At Vuitton, artistic collaborations initially began nearly a century ago when esthete Gaston-Louis Vuitton, the founder's grandson, began commissioning artists to produce artwork for Louis Vuitton stores.

But it was Paul Poiret who first got the ball rolling a few years before that,

Poiret had his sights set on building bridges between the worlds of art and fashion, becoming one of the first couturiers to collaborate with artists including Robert Delaunay, André Derain, Brancusi, Picasso and Dufy.
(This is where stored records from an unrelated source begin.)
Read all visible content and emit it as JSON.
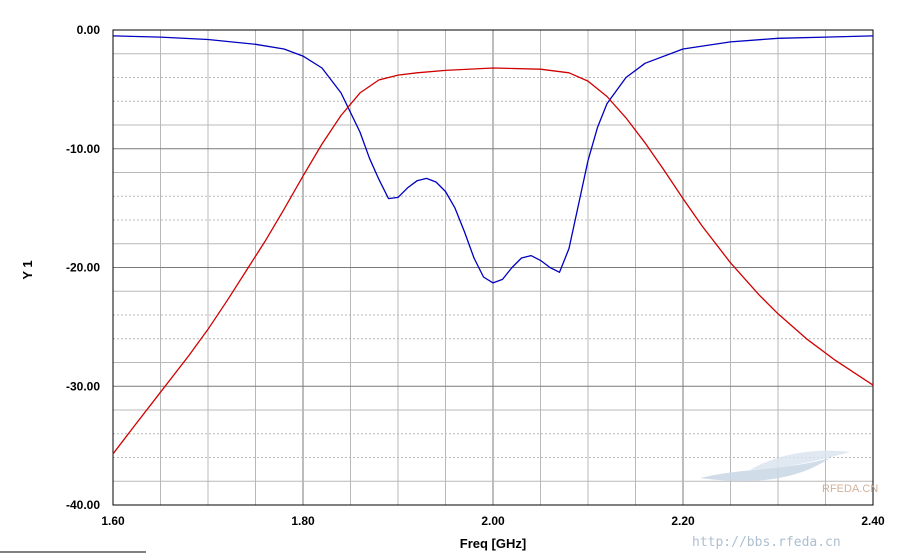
{
  "chart_data": {
    "type": "line",
    "title": "",
    "xlabel": "Freq [GHz]",
    "ylabel": "Y 1",
    "xlim": [
      1.6,
      2.4
    ],
    "ylim": [
      -40,
      0
    ],
    "x_ticks": [
      "1.60",
      "1.80",
      "2.00",
      "2.20",
      "2.40"
    ],
    "y_ticks": [
      "0.00",
      "-10.00",
      "-20.00",
      "-30.00",
      "-40.00"
    ],
    "grid": true,
    "series": [
      {
        "color": "#0000c0",
        "points": [
          [
            1.6,
            -0.5
          ],
          [
            1.65,
            -0.6
          ],
          [
            1.7,
            -0.8
          ],
          [
            1.75,
            -1.2
          ],
          [
            1.78,
            -1.6
          ],
          [
            1.8,
            -2.2
          ],
          [
            1.82,
            -3.2
          ],
          [
            1.84,
            -5.3
          ],
          [
            1.86,
            -8.6
          ],
          [
            1.87,
            -10.8
          ],
          [
            1.88,
            -12.6
          ],
          [
            1.89,
            -14.2
          ],
          [
            1.9,
            -14.1
          ],
          [
            1.91,
            -13.3
          ],
          [
            1.92,
            -12.7
          ],
          [
            1.93,
            -12.5
          ],
          [
            1.94,
            -12.8
          ],
          [
            1.95,
            -13.6
          ],
          [
            1.96,
            -15.0
          ],
          [
            1.97,
            -17.0
          ],
          [
            1.98,
            -19.2
          ],
          [
            1.99,
            -20.8
          ],
          [
            2.0,
            -21.3
          ],
          [
            2.01,
            -21.0
          ],
          [
            2.02,
            -20.0
          ],
          [
            2.03,
            -19.2
          ],
          [
            2.04,
            -19.0
          ],
          [
            2.05,
            -19.4
          ],
          [
            2.06,
            -20.0
          ],
          [
            2.07,
            -20.4
          ],
          [
            2.08,
            -18.4
          ],
          [
            2.09,
            -14.7
          ],
          [
            2.1,
            -11.0
          ],
          [
            2.11,
            -8.2
          ],
          [
            2.12,
            -6.2
          ],
          [
            2.14,
            -4.0
          ],
          [
            2.16,
            -2.8
          ],
          [
            2.2,
            -1.6
          ],
          [
            2.25,
            -1.0
          ],
          [
            2.3,
            -0.7
          ],
          [
            2.35,
            -0.6
          ],
          [
            2.4,
            -0.5
          ]
        ]
      },
      {
        "color": "#d00000",
        "points": [
          [
            1.6,
            -35.7
          ],
          [
            1.62,
            -33.6
          ],
          [
            1.65,
            -30.5
          ],
          [
            1.68,
            -27.4
          ],
          [
            1.7,
            -25.2
          ],
          [
            1.72,
            -22.8
          ],
          [
            1.74,
            -20.3
          ],
          [
            1.76,
            -17.8
          ],
          [
            1.78,
            -15.1
          ],
          [
            1.8,
            -12.3
          ],
          [
            1.82,
            -9.6
          ],
          [
            1.84,
            -7.2
          ],
          [
            1.86,
            -5.3
          ],
          [
            1.88,
            -4.2
          ],
          [
            1.9,
            -3.8
          ],
          [
            1.92,
            -3.6
          ],
          [
            1.95,
            -3.4
          ],
          [
            2.0,
            -3.2
          ],
          [
            2.05,
            -3.3
          ],
          [
            2.08,
            -3.6
          ],
          [
            2.1,
            -4.3
          ],
          [
            2.12,
            -5.6
          ],
          [
            2.14,
            -7.4
          ],
          [
            2.16,
            -9.5
          ],
          [
            2.18,
            -11.8
          ],
          [
            2.2,
            -14.2
          ],
          [
            2.22,
            -16.5
          ],
          [
            2.25,
            -19.6
          ],
          [
            2.28,
            -22.3
          ],
          [
            2.3,
            -23.9
          ],
          [
            2.33,
            -26.0
          ],
          [
            2.36,
            -27.8
          ],
          [
            2.4,
            -29.9
          ]
        ]
      }
    ]
  },
  "watermark": {
    "brand": "RFEDA.CN",
    "url": "http://bbs.rfeda.cn"
  }
}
Meanwhile, his young admirer, Elsa Schiaparelli, designed clothes for her surrealist friends, and in particular for Dalí, with whom he collaborated to create a hat and the iconic lobster dress.

His designs were praised by the press at the time, with a 1932 edition of the New Yorker stating that "a dress by Schiaparelli is a true modern painting."

A few years later, avid art enthusiast and collector Yves Saint Laurent began looking to iconic paintings for inspiration, with works of art inspiring his Mondrian dress in 1965,

that helped propel the Dutch artist onto a world stage.

His Romane de él blouse, an interpretation of Henri Matisse's eponymous canvas, and his dazzling jackets embroidered by Maison Lesage in the 1980s, which he embellished with his own take on Van Gogh's Sunflowers and Irises.

During that same period, Jean-Charles de Castelbajac invited his artist friends Hervé di Rosa, Gérard Garouste, Jean-Charles Blais, and Ben to paint directly on white robes, creating wearable art.

Thanks to the new collaboration between Yayoi Kusama and Louis Vuitton, this fast-paced creative pas de deux will continue, which is great news for everyone.